7. The system of claim 6, wherein the target latent representation for the combined latent representation is generated by,
obtaining the combined latent representation, random noise, and the product target category;
passing the combined latent representation to a set of fully connected dense layers;
performing an adaptive normalization on the image latent representation and the combined image latent representation; and
generating the target latent representation for the combined latent representation of the mixed query based on the category condition and the complementary criteria using the random noise and the product target category.
8. The system of claim 6, wherein the set of compatible target image items for the mixed query are retrieved from the retrieval gallery.
9. The system of claim 6, wherein the set of retrieved compatible complementary target candidate image items are displayed on the user device based on user preferences.
10. The system of claim 6, wherein the set of complementary target candidate image generated for the set of inputs matches the target product category with variations based on user preferences.
11. One or more non-transitory machine-readable information storage mediums comprising one or more instructions which when executed by one or more hardware processors cause:
receiving a mixed query from a user comprising a set of product category images along with product category label to obtain complementary target candidate image items, wherein the set of product category images are preselected by the user;
concatenating the set of product category images with one hot encoding of the product category labels to obtain an image latent representation;
providing the image latent representation to a transformer encoder to obtain combined latent representation of the mixed query;
generating a target latent representation for the combined latent representation of the mixed query;
generating by a decoder for the combined latent representation, one or more target candidate images corresponding to a target latent representation based on a target category condition and a complementary criteria;
retrieving a set of compatible complementary target candidate image items for the one or more target candidate images from a retrieval gallery; and
displaying the set of compatible complementary target candidate image items on electronic device of the user.
12. The one or more non-transitory machine readable information storage mediums of claim 11, wherein the target latent representation for the combined latent representation is generated by,
obtaining the combined latent representation, random noise, and the product target category;
passing the combined latent representation to a set of fully connected dense layers;
performing an adaptive normalization on the image latent representation and the combined image latent representation; and
generating the target latent representation for the combined latent representation of the mixed query based on the category condition and the complementary criteria using the random noise and the product target category.

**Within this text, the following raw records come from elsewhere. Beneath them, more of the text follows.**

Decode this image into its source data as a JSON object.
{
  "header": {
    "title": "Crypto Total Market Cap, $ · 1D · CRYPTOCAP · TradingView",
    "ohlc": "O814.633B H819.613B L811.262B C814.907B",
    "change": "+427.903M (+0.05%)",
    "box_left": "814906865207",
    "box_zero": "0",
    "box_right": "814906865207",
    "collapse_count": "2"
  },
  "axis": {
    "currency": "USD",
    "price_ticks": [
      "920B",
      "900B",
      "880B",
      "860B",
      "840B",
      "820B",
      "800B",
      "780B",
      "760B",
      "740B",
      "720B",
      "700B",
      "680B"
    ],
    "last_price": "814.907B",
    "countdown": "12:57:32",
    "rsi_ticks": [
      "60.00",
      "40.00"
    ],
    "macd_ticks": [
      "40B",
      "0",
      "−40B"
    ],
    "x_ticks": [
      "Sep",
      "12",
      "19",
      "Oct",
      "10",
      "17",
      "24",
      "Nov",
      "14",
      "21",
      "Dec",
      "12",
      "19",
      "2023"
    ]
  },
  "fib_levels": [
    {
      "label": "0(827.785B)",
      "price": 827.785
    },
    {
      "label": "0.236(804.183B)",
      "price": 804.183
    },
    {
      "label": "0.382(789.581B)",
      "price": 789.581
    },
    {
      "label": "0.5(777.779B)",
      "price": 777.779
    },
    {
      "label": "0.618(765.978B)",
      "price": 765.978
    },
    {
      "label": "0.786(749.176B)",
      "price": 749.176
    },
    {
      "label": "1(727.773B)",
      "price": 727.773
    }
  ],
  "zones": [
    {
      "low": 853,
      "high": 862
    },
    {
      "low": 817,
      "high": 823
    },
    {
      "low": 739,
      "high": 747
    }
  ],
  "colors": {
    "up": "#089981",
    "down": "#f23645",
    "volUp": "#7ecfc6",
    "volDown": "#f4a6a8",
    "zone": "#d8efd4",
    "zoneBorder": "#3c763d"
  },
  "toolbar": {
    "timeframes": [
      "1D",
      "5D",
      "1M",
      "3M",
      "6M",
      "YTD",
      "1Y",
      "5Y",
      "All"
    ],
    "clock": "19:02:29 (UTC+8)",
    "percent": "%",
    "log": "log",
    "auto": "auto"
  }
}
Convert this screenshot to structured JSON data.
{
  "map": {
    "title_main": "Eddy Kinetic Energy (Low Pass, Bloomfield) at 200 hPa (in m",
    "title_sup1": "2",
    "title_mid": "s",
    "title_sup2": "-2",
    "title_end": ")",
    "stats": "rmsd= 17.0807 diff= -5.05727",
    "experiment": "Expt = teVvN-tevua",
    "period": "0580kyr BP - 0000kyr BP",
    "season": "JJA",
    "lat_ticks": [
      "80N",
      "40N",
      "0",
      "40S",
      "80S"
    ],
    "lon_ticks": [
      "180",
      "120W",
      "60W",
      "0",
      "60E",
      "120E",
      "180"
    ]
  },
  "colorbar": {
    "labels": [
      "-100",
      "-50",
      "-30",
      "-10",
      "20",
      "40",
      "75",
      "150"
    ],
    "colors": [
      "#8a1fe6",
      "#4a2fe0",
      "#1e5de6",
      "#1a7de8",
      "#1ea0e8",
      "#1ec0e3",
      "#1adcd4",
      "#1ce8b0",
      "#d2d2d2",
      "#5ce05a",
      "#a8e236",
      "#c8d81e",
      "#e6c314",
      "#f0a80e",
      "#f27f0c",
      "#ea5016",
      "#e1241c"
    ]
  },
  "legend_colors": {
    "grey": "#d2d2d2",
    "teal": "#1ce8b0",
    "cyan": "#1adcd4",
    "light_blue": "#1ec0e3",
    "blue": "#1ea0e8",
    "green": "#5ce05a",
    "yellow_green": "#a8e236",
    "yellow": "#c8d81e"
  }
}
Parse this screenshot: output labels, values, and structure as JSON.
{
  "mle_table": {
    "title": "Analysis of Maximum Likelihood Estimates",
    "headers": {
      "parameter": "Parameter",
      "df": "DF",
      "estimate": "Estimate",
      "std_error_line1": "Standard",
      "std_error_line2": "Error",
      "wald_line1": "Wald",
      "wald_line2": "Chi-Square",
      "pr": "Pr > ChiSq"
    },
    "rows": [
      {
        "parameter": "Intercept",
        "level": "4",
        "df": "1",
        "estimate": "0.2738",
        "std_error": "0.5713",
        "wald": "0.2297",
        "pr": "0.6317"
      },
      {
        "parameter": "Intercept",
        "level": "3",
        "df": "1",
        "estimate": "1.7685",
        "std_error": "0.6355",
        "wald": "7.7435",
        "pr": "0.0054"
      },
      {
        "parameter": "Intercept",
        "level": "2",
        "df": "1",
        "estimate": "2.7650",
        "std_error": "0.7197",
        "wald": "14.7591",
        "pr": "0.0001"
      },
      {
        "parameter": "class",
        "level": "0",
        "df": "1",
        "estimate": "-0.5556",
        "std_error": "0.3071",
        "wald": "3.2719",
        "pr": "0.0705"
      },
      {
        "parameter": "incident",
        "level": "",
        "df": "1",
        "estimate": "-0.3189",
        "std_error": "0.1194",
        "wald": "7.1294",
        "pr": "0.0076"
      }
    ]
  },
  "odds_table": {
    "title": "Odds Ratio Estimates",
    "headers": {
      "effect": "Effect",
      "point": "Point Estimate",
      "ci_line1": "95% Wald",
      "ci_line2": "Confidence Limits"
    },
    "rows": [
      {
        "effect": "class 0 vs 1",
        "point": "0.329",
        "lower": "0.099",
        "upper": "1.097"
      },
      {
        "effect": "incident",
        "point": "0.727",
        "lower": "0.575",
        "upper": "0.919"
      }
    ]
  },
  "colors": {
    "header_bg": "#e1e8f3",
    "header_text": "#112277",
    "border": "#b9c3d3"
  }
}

13. The one or more non-transitory machine readable information storage mediums of claim 11, wherein the set of compatible target image items for the mixed query are retrieved from the retrieval gallery.
14. The one or more non-transitory machine readable information storage mediums of claim 11, wherein the set of retrieved compatible complementary target candidate image items are displayed on the user device based on user preferences.
15. The one or more non-transitory machine readable information storage mediums of claim 11, wherein the set of complementary target candidate image generated for the set of inputs matches the target product category with variations based on user preferences.